Logo Deutsche Bahn | Bildquelle: dpa

Fragwürdige Beraterverträge Bahn zieht erste Konsequenzen

Stand: 10.06.2019 16:01 Uhr

Im Zusammenhang mit auffälligen Beraterverträgen hat die Bahn erste Konsequenzen gezogen. Ex-Vorstände dürfen nur noch gegen Geld beraten, wenn der Aufsichtsrat dies zuvor genehmigt hat.

Nach möglichen Ungereimtheiten bei Beraterverträgen hat die Deutsche Bahn erste Konsequenzen gezogen. Demnach dürfen frühere Konzernvorstände die Bahn nur noch gegen Geld beraten, wenn der Aufsichtsrat das vorher genehmigt, berichtete die "Bild am Sonntag". Inzwischen wurde dies aus Konzernkreisen bestätigt. Eine Sondersitzung des Aufsichtsrats dazu ist für nächsten Donnerstag geplant.

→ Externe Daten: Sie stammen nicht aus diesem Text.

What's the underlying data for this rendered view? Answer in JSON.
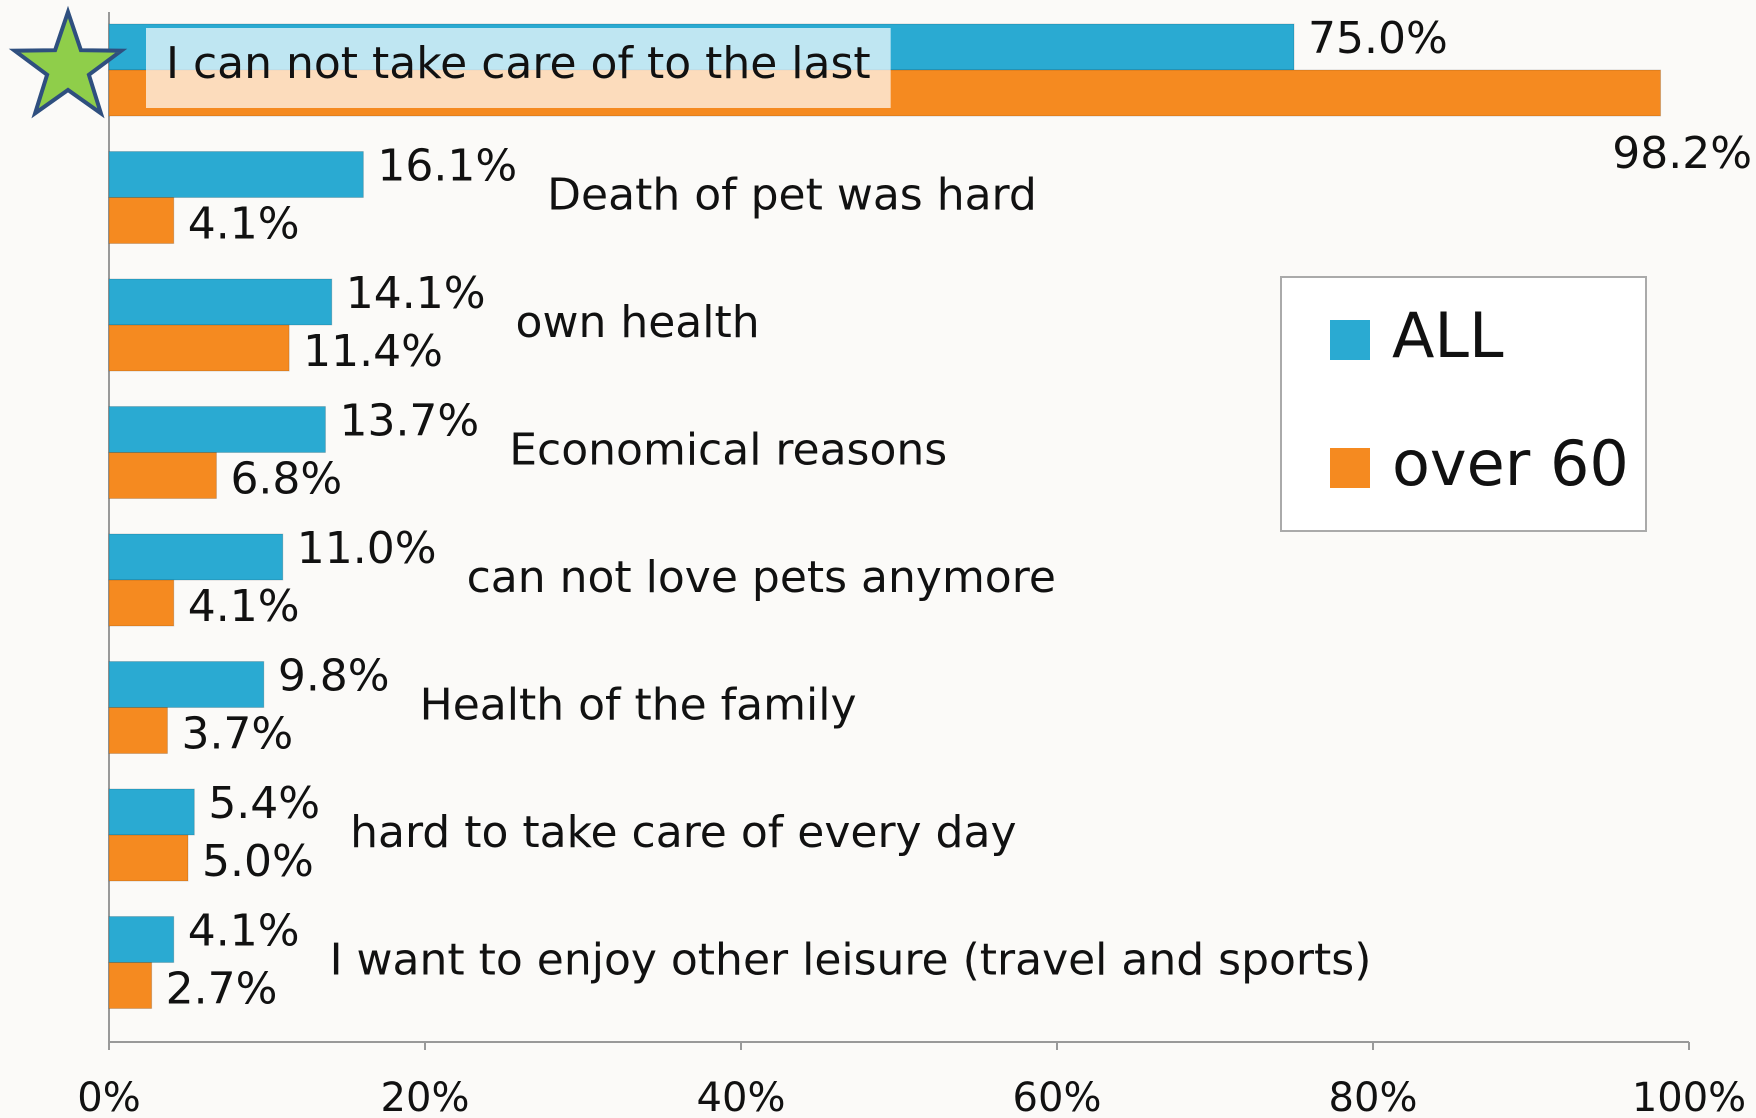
{
  "chart_data": {
    "type": "hbar",
    "categories": [
      "I can not take care of to the last",
      "Death of pet was hard",
      "own health",
      "Economical reasons",
      "can not love pets anymore",
      "Health of the family",
      "hard to take care of every day",
      "I want to enjoy other leisure (travel and sports)"
    ],
    "series": [
      {
        "name": "ALL",
        "color": "#2aaad2",
        "values": [
          75.0,
          16.1,
          14.1,
          13.7,
          11.0,
          9.8,
          5.4,
          4.1
        ],
        "value_labels": [
          "75.0%",
          "16.1%",
          "14.1%",
          "13.7%",
          "11.0%",
          "9.8%",
          "5.4%",
          "4.1%"
        ]
      },
      {
        "name": "over 60",
        "color": "#f58a20",
        "values": [
          98.2,
          4.1,
          11.4,
          6.8,
          4.1,
          3.7,
          5.0,
          2.7
        ],
        "value_labels": [
          "98.2%",
          "4.1%",
          "11.4%",
          "6.8%",
          "4.1%",
          "3.7%",
          "5.0%",
          "2.7%"
        ]
      }
    ],
    "xlim": [
      0,
      100
    ],
    "xticks": [
      {
        "value": 0,
        "label": "0%"
      },
      {
        "value": 20,
        "label": "20%"
      },
      {
        "value": 40,
        "label": "40%"
      },
      {
        "value": 60,
        "label": "60%"
      },
      {
        "value": 80,
        "label": "80%"
      },
      {
        "value": 100,
        "label": "100%"
      }
    ],
    "legend": "right"
  }
}
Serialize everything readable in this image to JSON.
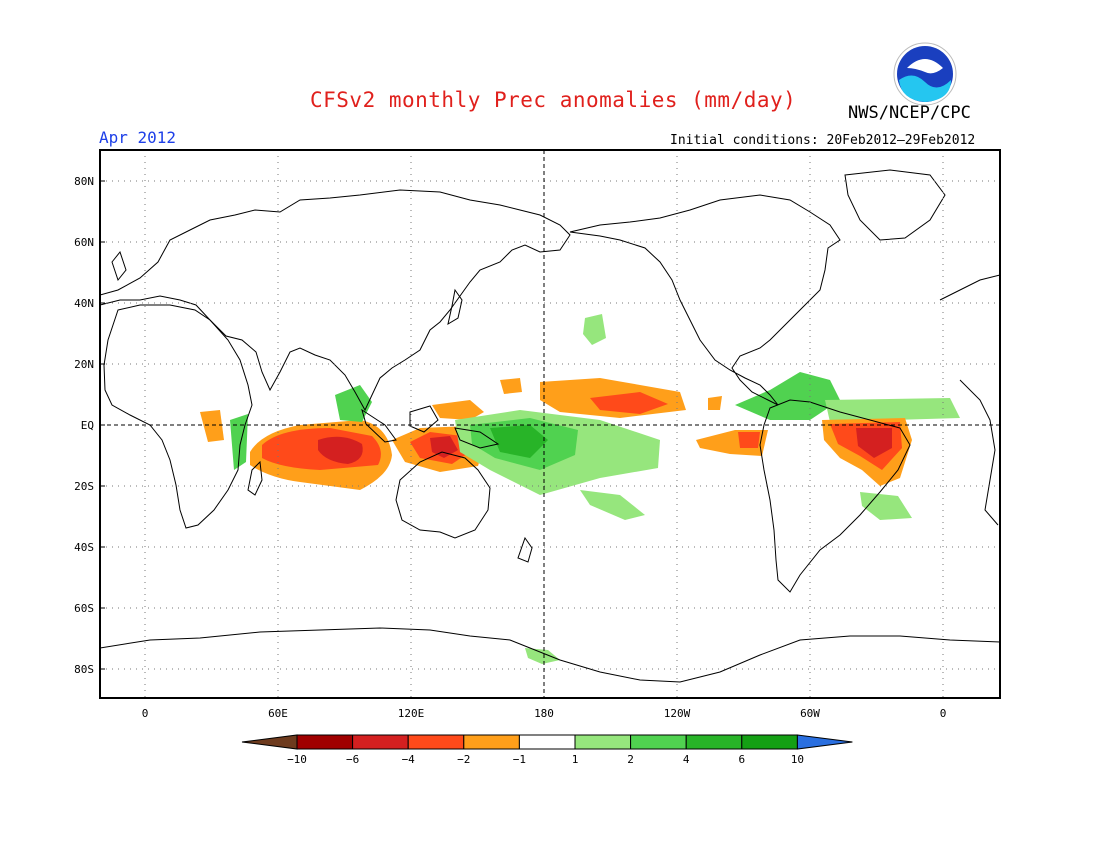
{
  "title": "CFSv2 monthly Prec anomalies (mm/day)",
  "agency": "NWS/NCEP/CPC",
  "logo_text": "NOAA",
  "month": "Apr 2012",
  "initial_conditions": "Initial conditions: 20Feb2012–29Feb2012",
  "lat_labels": [
    "80N",
    "60N",
    "40N",
    "20N",
    "EQ",
    "20S",
    "40S",
    "60S",
    "80S"
  ],
  "lon_labels": [
    "0",
    "60E",
    "120E",
    "180",
    "120W",
    "60W",
    "0"
  ],
  "legend": {
    "labels": [
      "−10",
      "−6",
      "−4",
      "−2",
      "−1",
      "1",
      "2",
      "4",
      "6",
      "10"
    ],
    "colors": [
      "#6e3b1e",
      "#a00000",
      "#d42020",
      "#ff4a1a",
      "#ff9f1a",
      "#ffffff",
      "#96e67d",
      "#50d250",
      "#28b428",
      "#14a014",
      "#2a6fe0"
    ]
  },
  "colors": {
    "title": "#e0201c",
    "month": "#1d3fe8",
    "coast": "#000000"
  }
}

Die Bahn prüft derzeit Beraterverträge mit früheren Managern aus der Zeit von 2010 bis 2018. Dabei geht es auch um ehemalige Konzernvorstände, wie der Staatskonzern vor Pfingsten mitgeteilt hatte. Namen nannte das Unternehmen nicht.

Bahn kündigt vollständige Aufklärung an

Im Kern dreht es sich nach Angaben aus Aufsichtsratskreisen vor allem um Beraterverträge mit einem früheren Vorstandsmitglied. Der Manager habe nach seinem Ausscheiden eine Millionenabfindung erhalten, anschließend aber noch eine höhere sechsstellige Summe für Beratungsleistungen bekommen. "Ich werde gemeinsam mit dem gesamten Aufsichtsrat dafür sorgen, dass der Sachverhalt ohne Ansehen der Personen vollständig aufgeklärt wird", kündigte Michael Odenwald als Vorsitzender des Kontrollgremiums an.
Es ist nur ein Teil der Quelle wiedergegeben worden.